Mursi will am 15. Dezember über eine neue Verfassung abstimmen lassen. Der im Schnellverfahren von der Verfassunggebenden Versammlung abgesegnete Text soll die alte Verfassung aus der Ära des 2011 gestürzten langjährigen Staatschefs Hosni Mubarak ersetzen. In dem Entwurf werden unter anderem die "Prinzipien der Scharia" als die "wichtigste Quelle der Gesetzgebung" genannt. Zudem werden der Islam zur Staatsreligion und das Arabische zur offiziellen Sprache gemacht. 

Demonstranten hindern Richter am Zugang zum Gericht

Die Verfassunggebende Versammlung war von der liberalen und laizistischen Opposition sowie Vertretern der christlichen Kirchen boykottiert worden.

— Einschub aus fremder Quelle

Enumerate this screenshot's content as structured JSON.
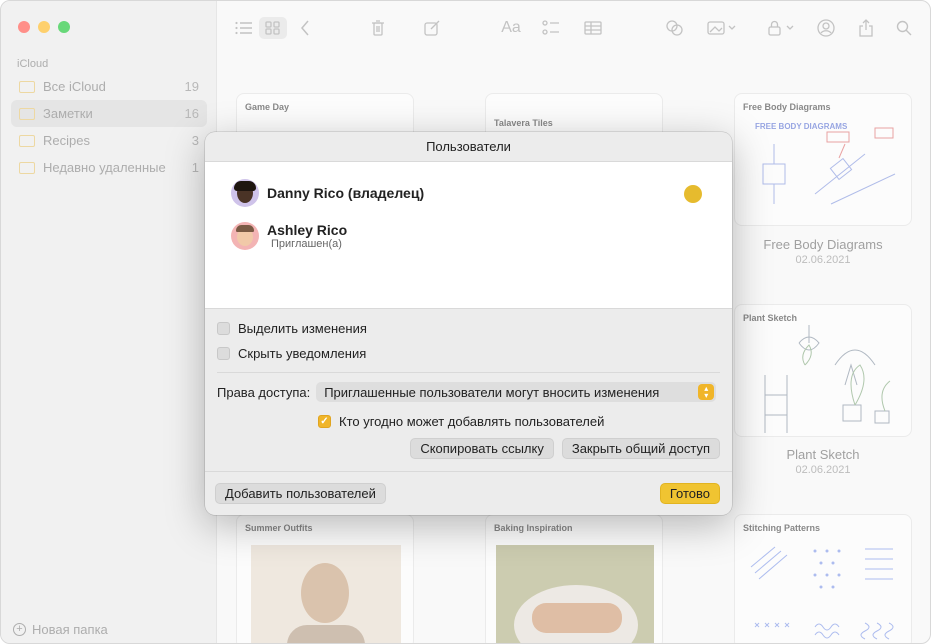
{
  "sidebar": {
    "section": "iCloud",
    "items": [
      {
        "label": "Все iCloud",
        "count": "19"
      },
      {
        "label": "Заметки",
        "count": "16"
      },
      {
        "label": "Recipes",
        "count": "3"
      },
      {
        "label": "Недавно удаленные",
        "count": "1"
      }
    ],
    "new_folder": "Новая папка"
  },
  "notes": {
    "cards": [
      {
        "title": "Game Day"
      },
      {
        "title": "Talavera Tiles"
      },
      {
        "title": "Free Body Diagrams",
        "name": "Free Body Diagrams",
        "date": "02.06.2021"
      },
      {
        "title": "Plant Sketch",
        "name": "Plant Sketch",
        "date": "02.06.2021"
      },
      {
        "title": "Summer Outfits"
      },
      {
        "title": "Baking Inspiration"
      },
      {
        "title": "Stitching Patterns"
      }
    ],
    "fbd_heading": "FREE BODY DIAGRAMS"
  },
  "dialog": {
    "title": "Пользователи",
    "people": [
      {
        "name": "Danny Rico (владелец)",
        "status": ""
      },
      {
        "name": "Ashley Rico",
        "status": "Приглашен(а)"
      }
    ],
    "highlight_changes": "Выделить изменения",
    "hide_alerts": "Скрыть уведомления",
    "access_label": "Права доступа:",
    "access_value": "Приглашенные пользователи могут вносить изменения",
    "anyone_can_add": "Кто угодно может добавлять пользователей",
    "copy_link": "Скопировать ссылку",
    "stop_sharing": "Закрыть общий доступ",
    "add_people": "Добавить пользователей",
    "done": "Готово"
  },
  "colors": {
    "accent": "#f0c431",
    "owner_dot": "#e6bb2e"
  }
}
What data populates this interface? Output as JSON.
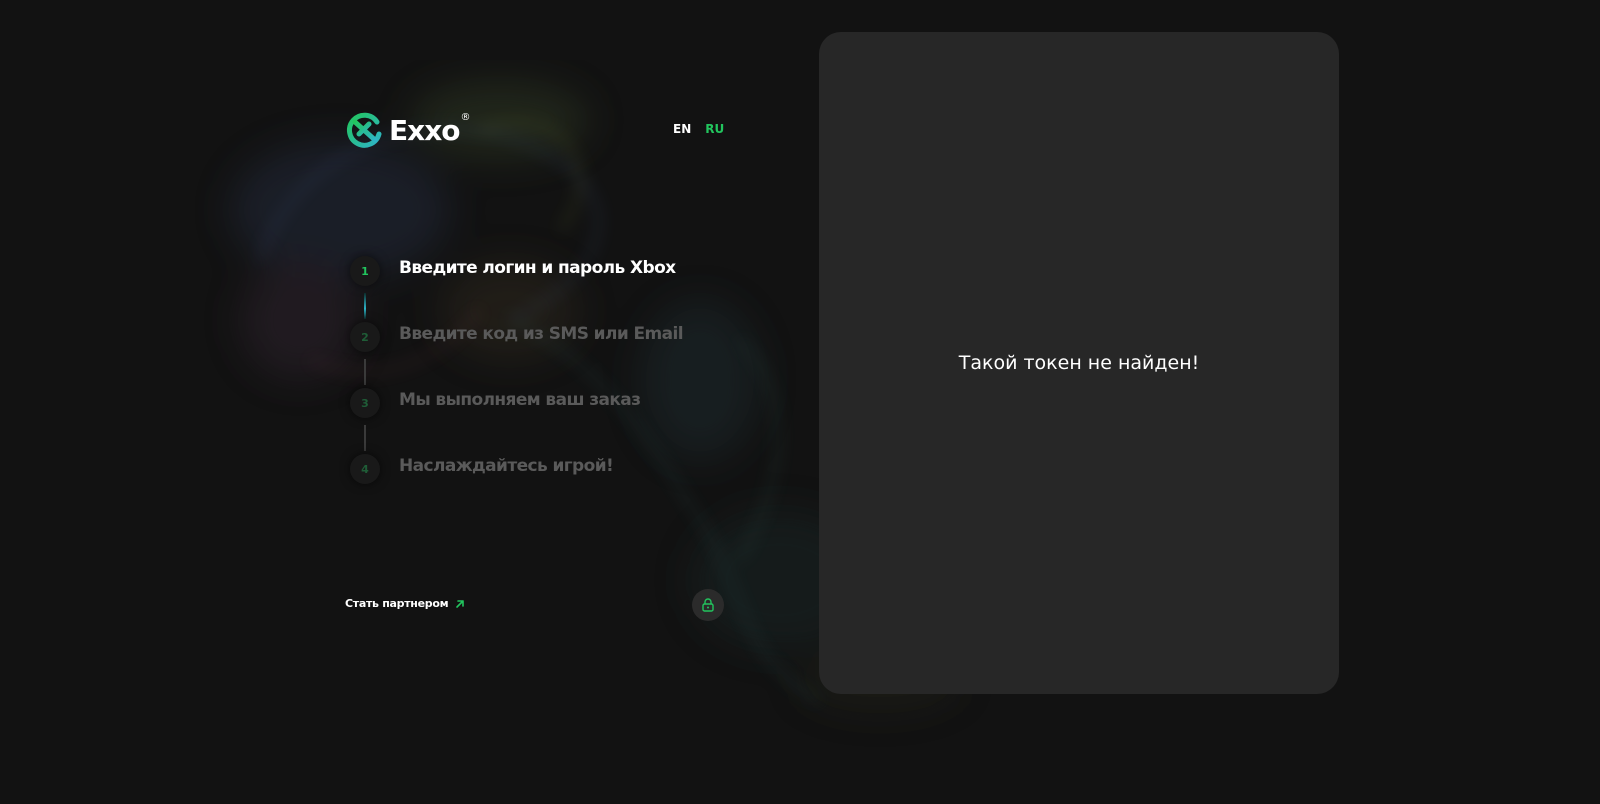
{
  "brand": {
    "name": "Exxo",
    "registered_mark": "®",
    "accent_color": "#22c55e",
    "secondary_color": "#2fb4c7"
  },
  "language_switch": {
    "options": [
      {
        "label": "EN",
        "active": false
      },
      {
        "label": "RU",
        "active": true
      }
    ]
  },
  "steps": [
    {
      "number": "1",
      "label": "Введите логин и пароль Xbox",
      "active": true
    },
    {
      "number": "2",
      "label": "Введите код из SMS или Email",
      "active": false
    },
    {
      "number": "3",
      "label": "Мы выполняем ваш заказ",
      "active": false
    },
    {
      "number": "4",
      "label": "Наслаждайтесь игрой!",
      "active": false
    }
  ],
  "footer": {
    "partner_label": "Стать партнером",
    "partner_icon": "arrow-up-right-icon",
    "lock_icon": "lock-icon"
  },
  "panel": {
    "message": "Такой токен не найден!"
  }
}
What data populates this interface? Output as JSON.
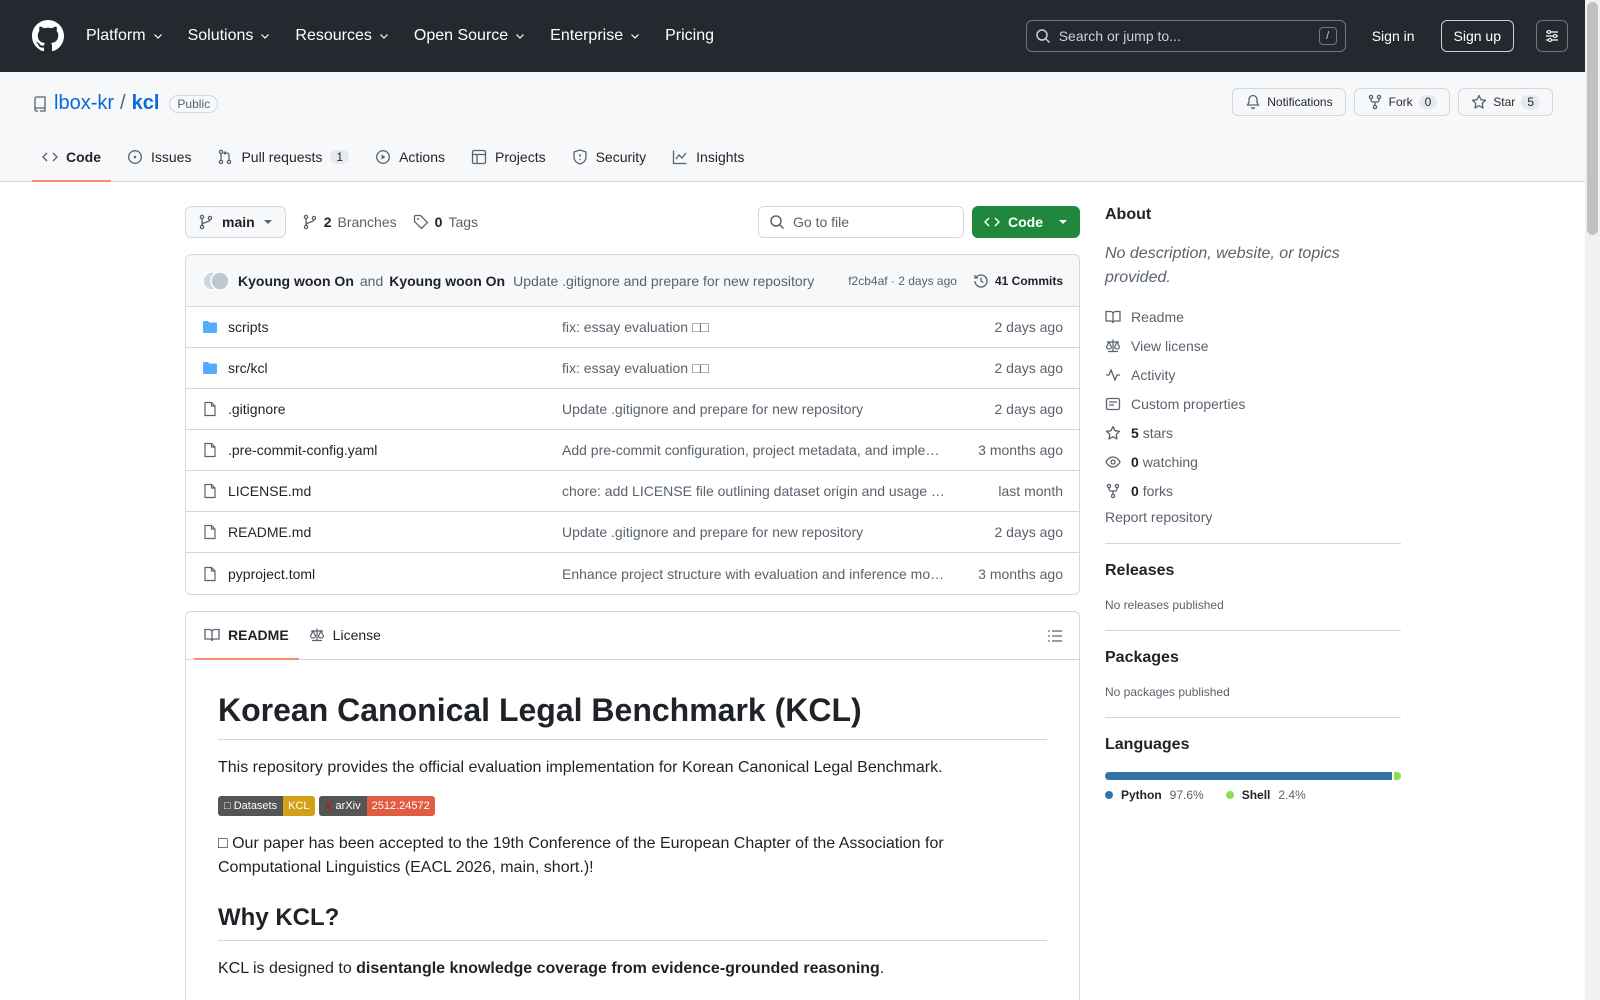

Sie warfen den die Versammlung dominierenden Islamisten vor, diese wollten ihre Werte mit aller Macht durchsetzen. Gegner und Befürworter des Verfassungsentwurfs hatten in den vergangen Tagen in Massen protestiert.

Das Verfassungsgericht vertagte am Sonntag wegen anhaltender "psychologischer und materieller Pressionen" eine Entscheidung zur Rechtmäßigkeit der Verfassungsversammlung. Demonstranten hatten die Richter am Zutritt zum Gericht gehindert. Das Gericht hatte im Sommer eine frühere Verfassungsversammlung als unrechtmäßig aufgelöst. Um eine erneute Auflösung zu verhindern, hatte Mursi im November in einem umstrittenen Dekret der Justiz die Auflösung der Versammlung und des ebenfalls von den Islamisten dominierten Oberhauses verboten.

Hunderttausende Islamisten demonstrierten am Samstag an der Universität von Kairo für Mursis Machterhalt. Kundgebungen für Mursi gab es auch in der zweitgrößten Stadt Alexandria und in der zentralen Provinz Assiut. Seine Anhänger sehen in dem am Freitag angenommenen Verfassungsentwurf eine Garantie für Stabilität in der politischen Krise. Der Opposition werfen sie vor, die Errungenschaften der Revolte von 2011 aufs Spiel zu setzen.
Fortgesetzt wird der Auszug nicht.